I will round the kit up shortly Gary. It is sill in the Bronco from when we messed with it last. Besides the stock diameter for the 1406 which is what we replaced on mine. I know there are 2 other sizes still in the kit as well as 2 or 3 jet sizes that added into the equasion to get that combination you need even if the metering rods in the kit wont make it happen with your stock 1406 jets.
I will round the kit up shortly Gary. It is sill in the Bronco from when we messed with it last. Besides the stock diameter for the 1406 which is what we replaced on mine. I know there are 2 other sizes still in the kit as well as 2 or 3 jet sizes that added into the equasion to get that combination you need even if the metering rods in the kit wont make it happen with your stock 1406 jets.
Thanks. But don't hurry 'cause I remembered that my nephew has one and isn't using it. He lives in KS where Dad lives and since I'm going up there today I sent him a text message. He says I can have the kit as well as some other carb parts he has, some of which are my QJet parts he used to tune my brother's boat with.
Anyway, I may have a set myself. I'll let you know. Thanks anyway.
Ok, I have the strip/calibration kit so could change out the metering rod, which is easy on these carbs. And, the plugs are out so i can put either set in
Question: Would it be best to re-jet first and see if the plugs are ok, re-jet and go with cooler plugs at the same time, or go with cooler plugs first and re-jet if needed?

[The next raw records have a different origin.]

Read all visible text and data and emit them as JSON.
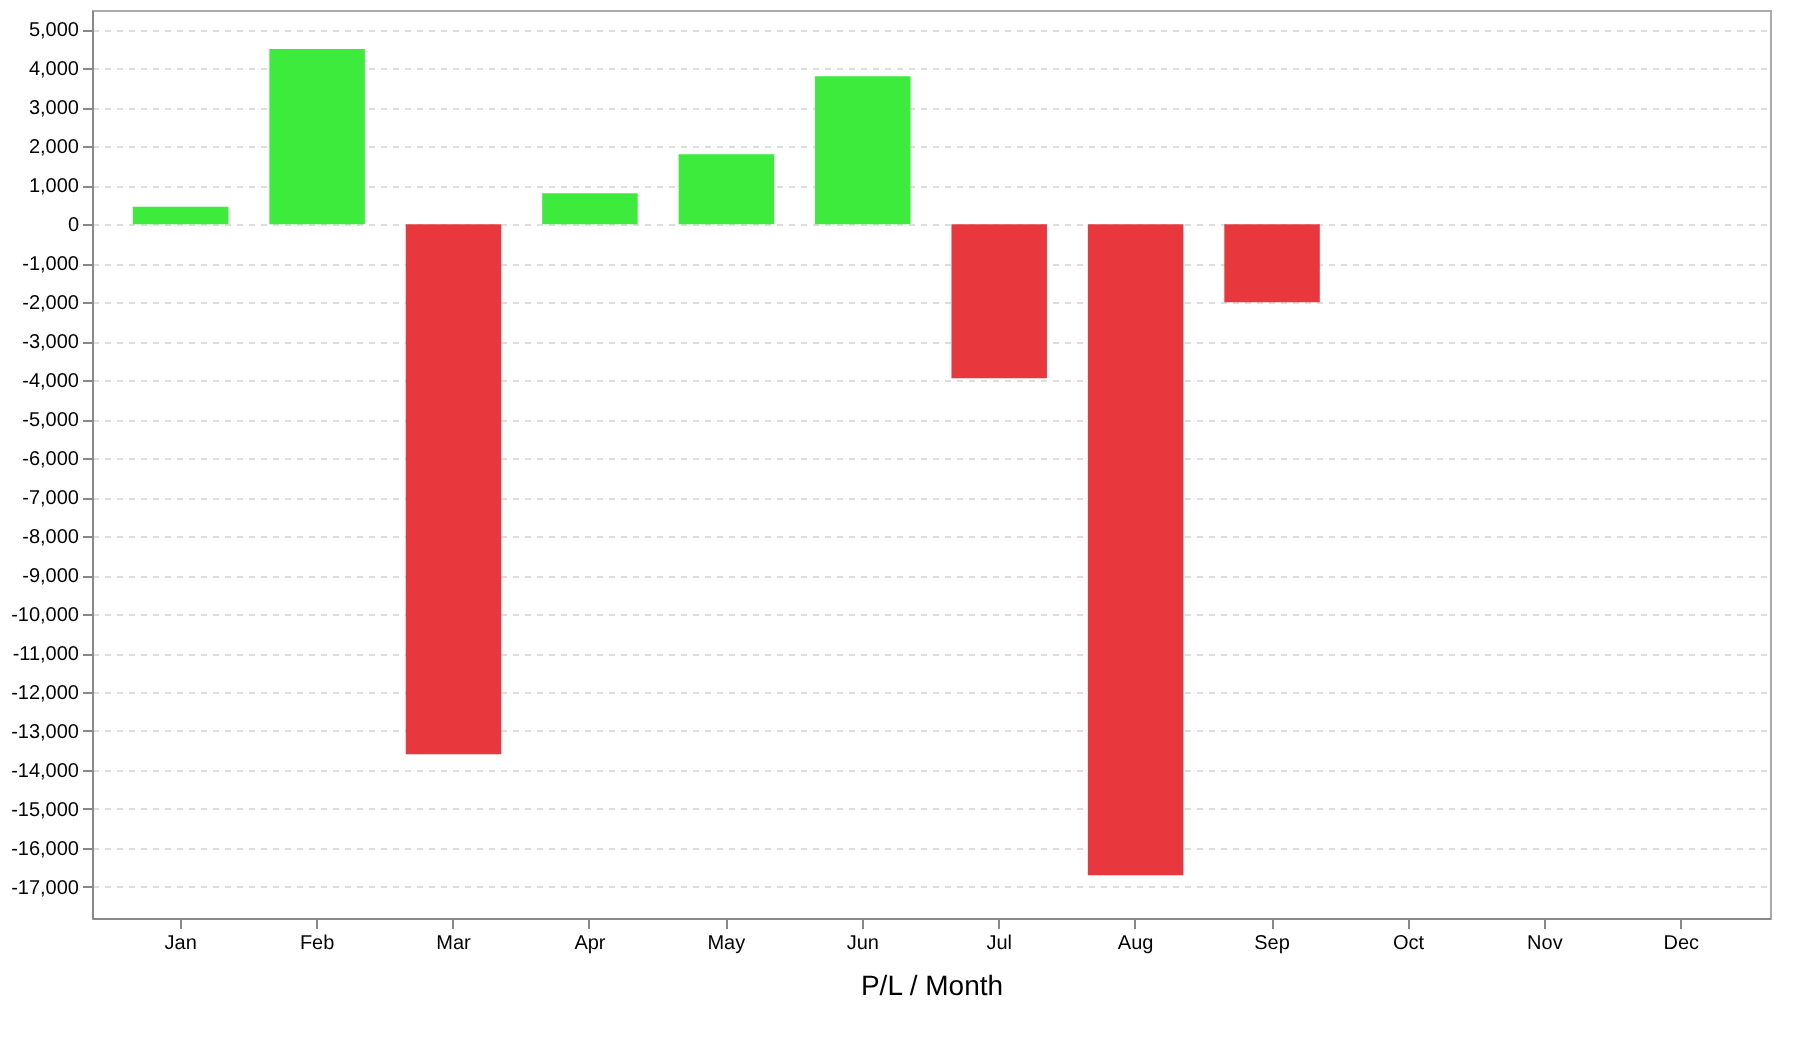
{
  "chart_data": {
    "type": "bar",
    "xlabel": "P/L / Month",
    "categories": [
      "Jan",
      "Feb",
      "Mar",
      "Apr",
      "May",
      "Jun",
      "Jul",
      "Aug",
      "Sep",
      "Oct",
      "Nov",
      "Dec"
    ],
    "values": [
      450,
      4500,
      -13600,
      800,
      1800,
      3800,
      -3950,
      -16700,
      -2000,
      null,
      null,
      null
    ],
    "colors": [
      "#3deb3d",
      "#3deb3d",
      "#e8383d",
      "#3deb3d",
      "#3deb3d",
      "#3deb3d",
      "#e8383d",
      "#e8383d",
      "#e8383d",
      "#3deb3d",
      "#3deb3d",
      "#3deb3d"
    ],
    "ylim": [
      -17800,
      5500
    ],
    "yticks": [
      {
        "value": 5000,
        "label": "5,000"
      },
      {
        "value": 4000,
        "label": "4,000"
      },
      {
        "value": 3000,
        "label": "3,000"
      },
      {
        "value": 2000,
        "label": "2,000"
      },
      {
        "value": 1000,
        "label": "1,000"
      },
      0,
      {
        "value": -1000,
        "label": "-1,000"
      },
      {
        "value": -2000,
        "label": "-2,000"
      },
      {
        "value": -3000,
        "label": "-3,000"
      },
      {
        "value": -4000,
        "label": "-4,000"
      },
      {
        "value": -5000,
        "label": "-5,000"
      },
      {
        "value": -6000,
        "label": "-6,000"
      },
      {
        "value": -7000,
        "label": "-7,000"
      },
      {
        "value": -8000,
        "label": "-8,000"
      },
      {
        "value": -9000,
        "label": "-9,000"
      },
      {
        "value": -10000,
        "label": "-10,000"
      },
      {
        "value": -11000,
        "label": "-11,000"
      },
      {
        "value": -12000,
        "label": "-12,000"
      },
      {
        "value": -13000,
        "label": "-13,000"
      },
      {
        "value": -14000,
        "label": "-14,000"
      },
      {
        "value": -15000,
        "label": "-15,000"
      },
      {
        "value": -16000,
        "label": "-16,000"
      },
      {
        "value": -17000,
        "label": "-17,000"
      }
    ],
    "grid": "y"
  }
}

IIRC, lean A/F ratio causes things to run hot, so it is possible that I could run the current jetting and cooler plugs - Right? On the other hand, fattening the mix up would cool it some and the current plugs might be the right ones - True?
As well as it runs with this jetting I'm reluctant to change if cooler plugs will resolve the problem. But I don't want to melt things either, so want to come up with the best approach.